Criticism Sours $2M Grants For Downtown
Railyard Naysayers
Sink Mayor’s Bullish
State Of City Speech
By PATRICK WAGER
& JIM KEVLIN
ONEONTA – In his 2019 State of the State speech, Mayor Gary Herzig Tuesday, March 5, said everyone wants to get to “net zero,” but – “please” – don’t oppose a plan for the D&H railyards “to create much-needed jobs.”
Particularly, “while we go about enjoying our indoor tennis courts, gyms, swimming pools and theaters – all heated with gas.
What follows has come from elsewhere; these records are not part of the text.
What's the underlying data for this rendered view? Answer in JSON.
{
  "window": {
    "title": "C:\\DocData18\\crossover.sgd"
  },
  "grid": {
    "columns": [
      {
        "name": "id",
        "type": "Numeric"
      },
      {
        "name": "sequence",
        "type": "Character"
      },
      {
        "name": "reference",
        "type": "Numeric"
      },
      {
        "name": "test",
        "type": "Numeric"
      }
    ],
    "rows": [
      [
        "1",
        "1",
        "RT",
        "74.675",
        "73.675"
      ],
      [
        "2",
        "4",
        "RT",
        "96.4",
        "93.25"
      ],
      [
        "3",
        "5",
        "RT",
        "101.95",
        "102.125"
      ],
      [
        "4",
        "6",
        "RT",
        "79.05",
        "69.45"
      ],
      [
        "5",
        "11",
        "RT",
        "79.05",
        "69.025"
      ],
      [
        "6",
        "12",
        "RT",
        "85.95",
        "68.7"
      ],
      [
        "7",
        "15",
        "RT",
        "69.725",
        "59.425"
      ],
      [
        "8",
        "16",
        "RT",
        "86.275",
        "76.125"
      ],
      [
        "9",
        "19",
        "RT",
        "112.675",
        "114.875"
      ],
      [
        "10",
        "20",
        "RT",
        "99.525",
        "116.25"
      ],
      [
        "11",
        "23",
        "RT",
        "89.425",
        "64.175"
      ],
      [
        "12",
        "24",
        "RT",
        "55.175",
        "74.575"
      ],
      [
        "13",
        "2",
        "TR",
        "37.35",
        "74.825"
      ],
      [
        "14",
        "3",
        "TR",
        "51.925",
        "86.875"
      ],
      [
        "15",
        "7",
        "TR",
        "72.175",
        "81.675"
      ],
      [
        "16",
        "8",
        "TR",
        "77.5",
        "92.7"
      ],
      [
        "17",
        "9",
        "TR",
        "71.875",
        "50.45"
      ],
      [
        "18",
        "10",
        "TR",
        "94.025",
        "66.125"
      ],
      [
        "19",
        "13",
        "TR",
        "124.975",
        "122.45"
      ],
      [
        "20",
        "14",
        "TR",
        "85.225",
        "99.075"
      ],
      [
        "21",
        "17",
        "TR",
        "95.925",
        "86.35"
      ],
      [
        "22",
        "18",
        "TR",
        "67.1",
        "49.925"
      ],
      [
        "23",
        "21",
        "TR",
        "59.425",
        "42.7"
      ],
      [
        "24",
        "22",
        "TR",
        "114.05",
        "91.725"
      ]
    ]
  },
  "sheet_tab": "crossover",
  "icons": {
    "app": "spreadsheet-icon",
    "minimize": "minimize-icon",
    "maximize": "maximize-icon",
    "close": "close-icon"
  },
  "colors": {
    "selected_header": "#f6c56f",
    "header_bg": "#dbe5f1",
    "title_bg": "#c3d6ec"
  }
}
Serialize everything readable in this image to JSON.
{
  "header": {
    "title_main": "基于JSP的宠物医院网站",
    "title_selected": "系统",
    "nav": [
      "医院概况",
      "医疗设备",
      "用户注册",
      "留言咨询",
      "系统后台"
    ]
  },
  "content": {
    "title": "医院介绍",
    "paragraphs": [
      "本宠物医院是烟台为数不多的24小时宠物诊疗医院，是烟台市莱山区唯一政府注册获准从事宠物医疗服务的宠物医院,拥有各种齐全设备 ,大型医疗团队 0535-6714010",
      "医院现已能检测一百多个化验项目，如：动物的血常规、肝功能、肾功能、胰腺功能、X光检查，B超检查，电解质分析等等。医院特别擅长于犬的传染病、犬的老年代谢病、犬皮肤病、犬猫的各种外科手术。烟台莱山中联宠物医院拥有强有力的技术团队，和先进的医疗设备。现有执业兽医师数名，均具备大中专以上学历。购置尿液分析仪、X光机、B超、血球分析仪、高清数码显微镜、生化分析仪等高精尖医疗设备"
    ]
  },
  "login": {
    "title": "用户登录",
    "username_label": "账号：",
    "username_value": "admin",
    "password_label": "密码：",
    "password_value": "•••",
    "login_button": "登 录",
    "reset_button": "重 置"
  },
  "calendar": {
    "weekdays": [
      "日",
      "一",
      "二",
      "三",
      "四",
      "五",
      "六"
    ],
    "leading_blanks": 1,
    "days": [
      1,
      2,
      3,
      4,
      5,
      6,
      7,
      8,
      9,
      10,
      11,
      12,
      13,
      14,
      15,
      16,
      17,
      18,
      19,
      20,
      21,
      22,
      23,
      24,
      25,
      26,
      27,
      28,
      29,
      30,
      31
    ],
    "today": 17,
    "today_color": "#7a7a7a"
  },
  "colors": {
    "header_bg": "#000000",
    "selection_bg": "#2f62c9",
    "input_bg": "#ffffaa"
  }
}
These are not the values of the people of the City of Oneonta,” he said.
The plea fell on 112 sets of deaf ears.
This was supposed to be a celebratory evening, with Herzig and former mayor Kim Muller, who chaired the DRI (Downtown Revitalization Initiative) committee, announcing $2 million in grants for façade improvements, signage and redevelopment of upper floors for housing in the city’s downtown.
But as speaker after speaker – 30 in all, speaking for three minutes each – criticized the GEIS (generic environmental impact statement) on a multi-million-dollar plan to redevelop the 88-acre D&Y Railyards, time ran out and no announcement occurred.
The mood in the Foothills Performing Arts Center black-box theater – the Common Council meeting was held there to accommodate happy grant recipients – was polite, but intense. There were no outbursts of emotion.
For the next 90 minutes, though, the speakers peppered Council members with criticism about the keystone economic-development proposal that City Hall and Otsego Now have been working on for three years.
SUNY Oneonta chemistry professor Ron Bishop, a Middlefield resident, set the tone: “The railyards is a brownfield, not a good place for food processing and construction. Micro-particles will become airborne, and are easy to absorb into your lungs.”
Only Seth Clark, the Common Council candidate who operates a student-rental business, struck a contrary note: “We need hundreds and hundreds of jobs,” he said. “We not only owe our children the future, we owe them a couple of hot meals a day.”